The U.S. bankruptcy code includes various types of bankruptcy. Under sections 766(b) and (c), debtors must first exhaust all applicable options before filing for bankruptcy. Once such alternatives have been exhausted, the applicant may file for bankruptcy. Such applications must pass various hurdles set by the courts, including a showing of financial distress, a showing that bankruptcy is the best available solution, and a showing that debtors cannot be afforded a discharge of their obligations under the conditions described in the bankruptcy petition. Such aspects are addressed by specialized bankruptcy laws.
Federal bankruptcy law provides much of the structure for today’s bankruptcy system. Much like the state and local bankruptcy laws, the federal bankruptcy law also requires that a discharge of the debt must be sought by the debtor and that such discharge must be in the best interest of the bankruptcy case. Similarly, both state and federal bankruptcy law to require that non-exempt organizations seeking bankruptcy protection must first demonstrate that they meet the standards for exemption.

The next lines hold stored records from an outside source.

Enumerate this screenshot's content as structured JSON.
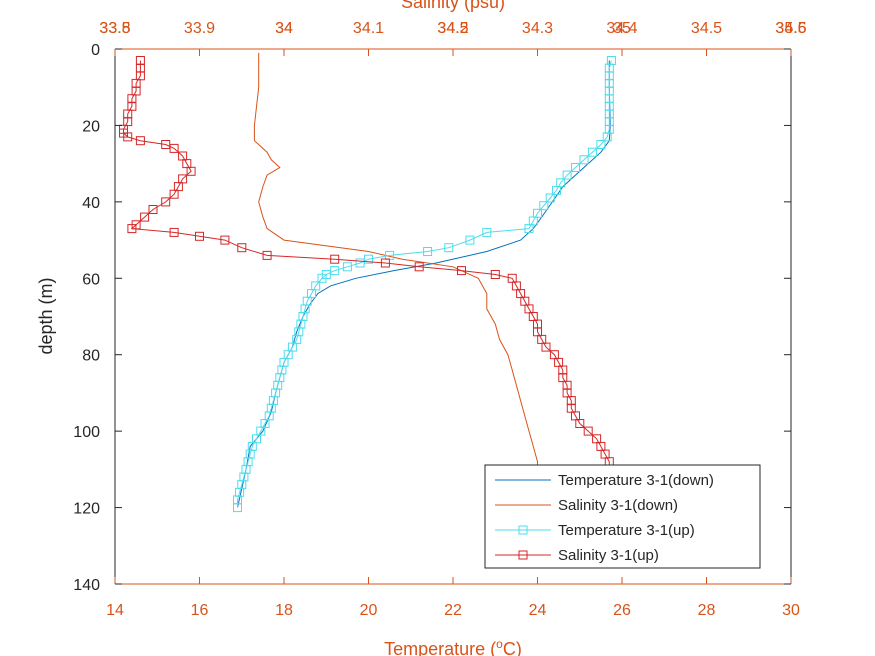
{
  "chart_data": {
    "type": "line",
    "x_bottom_label": "Temperature (",
    "x_bottom_label_sup": "o",
    "x_bottom_label_tail": "C)",
    "x_top_label": "Salinity (psu)",
    "ylabel": "depth (m)",
    "x_bottom_range": [
      14,
      30
    ],
    "x_top_range": [
      33.8,
      34.6
    ],
    "y_range": [
      0,
      140
    ],
    "y_reversed": true,
    "x_bottom_ticks": [
      "14",
      "16",
      "18",
      "20",
      "22",
      "24",
      "26",
      "28",
      "30"
    ],
    "y_ticks": [
      "0",
      "20",
      "40",
      "60",
      "80",
      "100",
      "120",
      "140"
    ],
    "x_top_ticks_a": [
      "33.8",
      "33.9",
      "34",
      "34.1",
      "34.2",
      "34.3",
      "34.4",
      "34.5",
      "34.6"
    ],
    "x_top_ticks_b": [
      "33.5",
      "34",
      "34.5",
      "35",
      "35.5"
    ],
    "grid": false,
    "legend_position": "bottom-right",
    "colors": {
      "axis_bottom": "#D95319",
      "axis_left": "#262626",
      "temp_down": "#0072BD",
      "sal_down": "#D95319",
      "temp_up": "#4DDDEE",
      "sal_up": "#D62728"
    },
    "series": [
      {
        "name": "Temperature 3-1(down)",
        "axis": "bottom",
        "marker": "none",
        "points": [
          [
            25.7,
            3
          ],
          [
            25.7,
            10
          ],
          [
            25.72,
            20
          ],
          [
            25.7,
            24
          ],
          [
            25.5,
            27
          ],
          [
            25.2,
            30
          ],
          [
            24.9,
            33
          ],
          [
            24.6,
            36
          ],
          [
            24.35,
            40
          ],
          [
            24.1,
            44
          ],
          [
            23.9,
            47
          ],
          [
            23.6,
            50
          ],
          [
            22.8,
            53
          ],
          [
            21.6,
            56
          ],
          [
            20.6,
            58
          ],
          [
            19.7,
            60
          ],
          [
            19.1,
            62
          ],
          [
            18.8,
            64
          ],
          [
            18.6,
            67
          ],
          [
            18.45,
            70
          ],
          [
            18.3,
            74
          ],
          [
            18.2,
            78
          ],
          [
            18.0,
            82
          ],
          [
            17.9,
            86
          ],
          [
            17.8,
            90
          ],
          [
            17.7,
            95
          ],
          [
            17.5,
            100
          ],
          [
            17.2,
            104
          ],
          [
            17.1,
            110
          ],
          [
            17.0,
            115
          ],
          [
            16.9,
            120
          ]
        ]
      },
      {
        "name": "Salinity 3-1(down)",
        "axis": "top",
        "marker": "none",
        "points": [
          [
            33.97,
            1
          ],
          [
            33.97,
            10
          ],
          [
            33.965,
            20
          ],
          [
            33.965,
            24
          ],
          [
            33.98,
            27
          ],
          [
            33.985,
            29
          ],
          [
            33.995,
            31
          ],
          [
            33.98,
            33
          ],
          [
            33.975,
            36
          ],
          [
            33.97,
            40
          ],
          [
            33.975,
            44
          ],
          [
            33.98,
            47
          ],
          [
            34.0,
            50
          ],
          [
            34.1,
            53
          ],
          [
            34.14,
            55
          ],
          [
            34.2,
            57
          ],
          [
            34.23,
            60
          ],
          [
            34.24,
            64
          ],
          [
            34.24,
            68
          ],
          [
            34.25,
            72
          ],
          [
            34.255,
            76
          ],
          [
            34.265,
            80
          ],
          [
            34.27,
            84
          ],
          [
            34.275,
            88
          ],
          [
            34.28,
            92
          ],
          [
            34.285,
            96
          ],
          [
            34.29,
            100
          ],
          [
            34.295,
            104
          ],
          [
            34.3,
            108
          ],
          [
            34.3,
            112
          ],
          [
            34.3,
            116
          ],
          [
            34.3,
            120
          ]
        ]
      },
      {
        "name": "Temperature 3-1(up)",
        "axis": "bottom",
        "marker": "square",
        "points": [
          [
            25.75,
            3
          ],
          [
            25.7,
            5
          ],
          [
            25.7,
            7
          ],
          [
            25.7,
            9
          ],
          [
            25.7,
            11
          ],
          [
            25.7,
            13
          ],
          [
            25.7,
            15
          ],
          [
            25.7,
            17
          ],
          [
            25.7,
            19
          ],
          [
            25.7,
            21
          ],
          [
            25.65,
            23
          ],
          [
            25.5,
            25
          ],
          [
            25.3,
            27
          ],
          [
            25.1,
            29
          ],
          [
            24.9,
            31
          ],
          [
            24.7,
            33
          ],
          [
            24.55,
            35
          ],
          [
            24.45,
            37
          ],
          [
            24.3,
            39
          ],
          [
            24.15,
            41
          ],
          [
            24.0,
            43
          ],
          [
            23.9,
            45
          ],
          [
            23.8,
            47
          ],
          [
            22.8,
            48
          ],
          [
            22.4,
            50
          ],
          [
            21.9,
            52
          ],
          [
            21.4,
            53
          ],
          [
            20.5,
            54
          ],
          [
            20.0,
            55
          ],
          [
            19.8,
            56
          ],
          [
            19.5,
            57
          ],
          [
            19.2,
            58
          ],
          [
            19.0,
            59
          ],
          [
            18.9,
            60
          ],
          [
            18.75,
            62
          ],
          [
            18.65,
            64
          ],
          [
            18.55,
            66
          ],
          [
            18.5,
            68
          ],
          [
            18.45,
            70
          ],
          [
            18.4,
            72
          ],
          [
            18.35,
            74
          ],
          [
            18.3,
            76
          ],
          [
            18.2,
            78
          ],
          [
            18.1,
            80
          ],
          [
            18.0,
            82
          ],
          [
            17.95,
            84
          ],
          [
            17.9,
            86
          ],
          [
            17.85,
            88
          ],
          [
            17.8,
            90
          ],
          [
            17.75,
            92
          ],
          [
            17.7,
            94
          ],
          [
            17.65,
            96
          ],
          [
            17.55,
            98
          ],
          [
            17.45,
            100
          ],
          [
            17.35,
            102
          ],
          [
            17.25,
            104
          ],
          [
            17.2,
            106
          ],
          [
            17.15,
            108
          ],
          [
            17.1,
            110
          ],
          [
            17.05,
            112
          ],
          [
            17.0,
            114
          ],
          [
            16.95,
            116
          ],
          [
            16.9,
            118
          ],
          [
            16.9,
            120
          ]
        ]
      },
      {
        "name": "Salinity 3-1(up)",
        "axis": "top",
        "marker": "square",
        "points": [
          [
            33.83,
            3
          ],
          [
            33.83,
            5
          ],
          [
            33.83,
            7
          ],
          [
            33.825,
            9
          ],
          [
            33.825,
            11
          ],
          [
            33.82,
            13
          ],
          [
            33.82,
            15
          ],
          [
            33.815,
            17
          ],
          [
            33.815,
            19
          ],
          [
            33.81,
            21
          ],
          [
            33.81,
            22
          ],
          [
            33.815,
            23
          ],
          [
            33.83,
            24
          ],
          [
            33.86,
            25
          ],
          [
            33.87,
            26
          ],
          [
            33.88,
            28
          ],
          [
            33.885,
            30
          ],
          [
            33.89,
            32
          ],
          [
            33.88,
            34
          ],
          [
            33.875,
            36
          ],
          [
            33.87,
            38
          ],
          [
            33.86,
            40
          ],
          [
            33.845,
            42
          ],
          [
            33.835,
            44
          ],
          [
            33.825,
            46
          ],
          [
            33.82,
            47
          ],
          [
            33.87,
            48
          ],
          [
            33.9,
            49
          ],
          [
            33.93,
            50
          ],
          [
            33.95,
            52
          ],
          [
            33.98,
            54
          ],
          [
            34.06,
            55
          ],
          [
            34.12,
            56
          ],
          [
            34.16,
            57
          ],
          [
            34.21,
            58
          ],
          [
            34.25,
            59
          ],
          [
            34.27,
            60
          ],
          [
            34.275,
            62
          ],
          [
            34.28,
            64
          ],
          [
            34.285,
            66
          ],
          [
            34.29,
            68
          ],
          [
            34.295,
            70
          ],
          [
            34.3,
            72
          ],
          [
            34.3,
            74
          ],
          [
            34.305,
            76
          ],
          [
            34.31,
            78
          ],
          [
            34.32,
            80
          ],
          [
            34.325,
            82
          ],
          [
            34.33,
            84
          ],
          [
            34.33,
            86
          ],
          [
            34.335,
            88
          ],
          [
            34.335,
            90
          ],
          [
            34.34,
            92
          ],
          [
            34.34,
            94
          ],
          [
            34.345,
            96
          ],
          [
            34.35,
            98
          ],
          [
            34.36,
            100
          ],
          [
            34.37,
            102
          ],
          [
            34.375,
            104
          ],
          [
            34.38,
            106
          ],
          [
            34.385,
            108
          ],
          [
            34.385,
            110
          ],
          [
            34.39,
            112
          ],
          [
            34.39,
            114
          ],
          [
            34.395,
            116
          ],
          [
            34.395,
            118
          ],
          [
            34.4,
            120
          ]
        ]
      }
    ]
  }
}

These requirements, however, differ from state to state.
Another important feature of the bankruptcy code is the reorganization requirement. A number of state and local bankruptcy codes have incorporated reorganization provisions. Unfortunately, the federal bankruptcy law does not incorporate reorganization provisions, at least not to a significant degree. Because of this, many persons filing bankruptcies in recent years have had to file again in order to achieve reorganization. This process can take several years, in some cases, and is not worth the effort unless it is really needed.

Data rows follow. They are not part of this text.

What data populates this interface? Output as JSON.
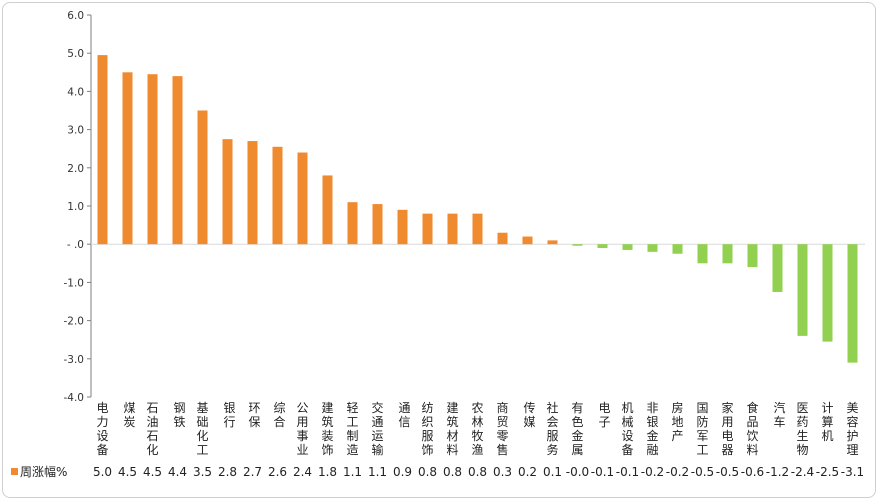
{
  "chart_data": {
    "type": "bar",
    "title": "",
    "xlabel": "",
    "ylabel": "",
    "ylim": [
      -4.0,
      6.0
    ],
    "yticks": [
      -4.0,
      -3.0,
      -2.0,
      -1.0,
      0,
      1.0,
      2.0,
      3.0,
      4.0,
      5.0,
      6.0
    ],
    "ytick_labels": [
      "-4.0",
      "-3.0",
      "-2.0",
      "-1.0",
      "- .0",
      "1.0",
      "2.0",
      "3.0",
      "4.0",
      "5.0",
      "6.0"
    ],
    "grid": false,
    "legend": "bottom-left, as data-table key",
    "categories": [
      "电力设备",
      "煤炭",
      "石油石化",
      "钢铁",
      "基础化工",
      "银行",
      "环保",
      "综合",
      "公用事业",
      "建筑装饰",
      "轻工制造",
      "交通运输",
      "通信",
      "纺织服饰",
      "建筑材料",
      "农林牧渔",
      "商贸零售",
      "传媒",
      "社会服务",
      "有色金属",
      "电子",
      "机械设备",
      "非银金融",
      "房地产",
      "国防军工",
      "家用电器",
      "食品饮料",
      "汽车",
      "医药生物",
      "计算机",
      "美容护理"
    ],
    "series": [
      {
        "name": "周涨幅%",
        "values": [
          4.95,
          4.5,
          4.45,
          4.4,
          3.5,
          2.75,
          2.7,
          2.55,
          2.4,
          1.8,
          1.1,
          1.05,
          0.9,
          0.8,
          0.8,
          0.8,
          0.3,
          0.2,
          0.1,
          -0.04,
          -0.1,
          -0.15,
          -0.2,
          -0.25,
          -0.5,
          -0.5,
          -0.6,
          -1.25,
          -2.4,
          -2.55,
          -3.1
        ],
        "value_labels": [
          "5.0",
          "4.5",
          "4.5",
          "4.4",
          "3.5",
          "2.8",
          "2.7",
          "2.6",
          "2.4",
          "1.8",
          "1.1",
          "1.1",
          "0.9",
          "0.8",
          "0.8",
          "0.8",
          "0.3",
          "0.2",
          "0.1",
          "-0.0",
          "-0.1",
          "-0.1",
          "-0.2",
          "-0.2",
          "-0.5",
          "-0.5",
          "-0.6",
          "-1.2",
          "-2.4",
          "-2.5",
          "-3.1"
        ]
      }
    ],
    "colors": {
      "positive": "#F08A2E",
      "negative": "#92D050",
      "axis": "#7f7f7f"
    }
  }
}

A variety of issues must be considered in determining whether the reorganization is a necessary step in a bankruptcy case. First, what is the status of the debtors’ other assets? What is the total amount of the nonbankruptcy debt of the creditors? Finally, what is the financial condition of the creditors? The bankruptcy law will attempt to address these issues as best it can but, as is the case with most complex legal problems, no comprehensive answer can be given in any meaningful sense without an analysis by qualified individuals, most importantly those representing the creditors.

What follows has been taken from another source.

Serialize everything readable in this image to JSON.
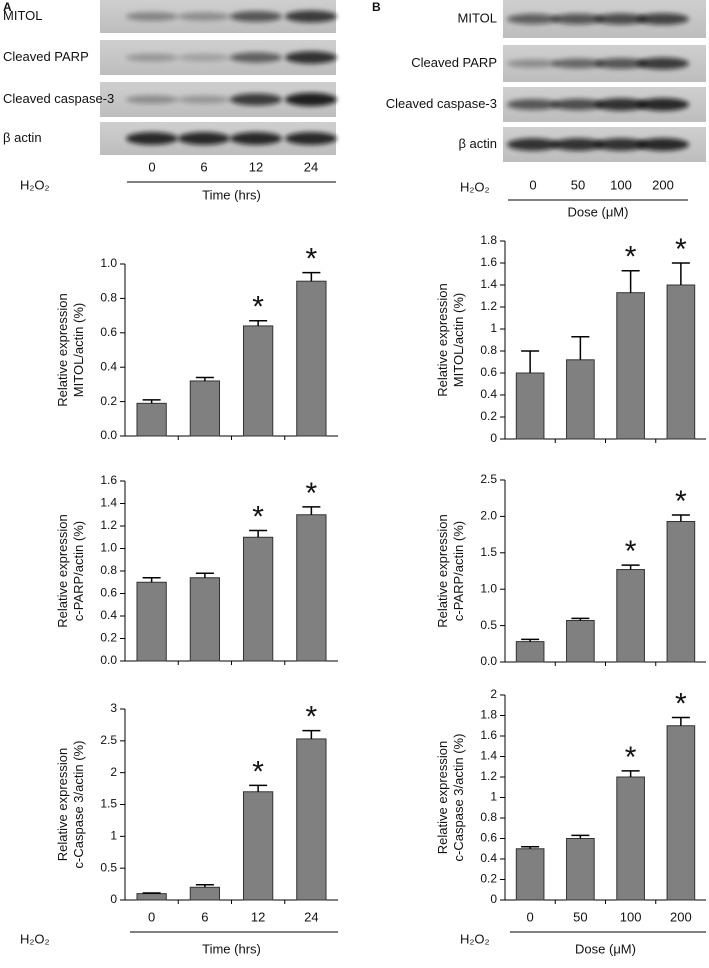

A new trustee should then be appointed in most cases. The individual must comply with directions given by the court. One purpose of the appointment is to protect the individual’s assets and ensure that payments are made to all creditors. In addition, as part of the process for establishing the trust, the trustee must provide assurances to the creditors that payments will be made. The trustee’s report on the bankruptcy case will provide an important look at the operation of the reorganization process and the effectiveness of the trustee’s duties.
Most people familiar with bankruptcy proceedings will be aware of the possibility that both creditors and debtors can file a joint petition. A joint petition allows both debtors and creditors to share some of the responsibility for a defaulted judgment. It can be very helpful to debtors because the court does not have to consider which individual debtor filed for bankruptcy protection. A joint petition may also help to expedite the process of distributing payment assignments and other relevant information. This information will prove useful to the creditors once they begin the distribution process. As an example, when the debtor is unable to repay the loan amount back to the creditor, they can initiate the secured party creditor process. This can involve a series of steps that a creditor must follow to take possession of the collateral and sell it to satisfy the debt. These steps may vary depending on the type of collateral and the jurisdiction where the transaction takes place.
Another option for dealing with large debts is to assign the debts to one or more trustees. If a bankruptcy trustee assigned debts sells the assets of the debtor, the creditors cannot proceed until after the sale. A trustee’s report is required to identify the specific debts and assign them to either a single creditor or group of creditors. This assignment will remain in place until all debts are satisfied. The general procedure involves the trustee selling the debts to an individual purchaser at an agreed price and providing full disclosure to the individual debtor.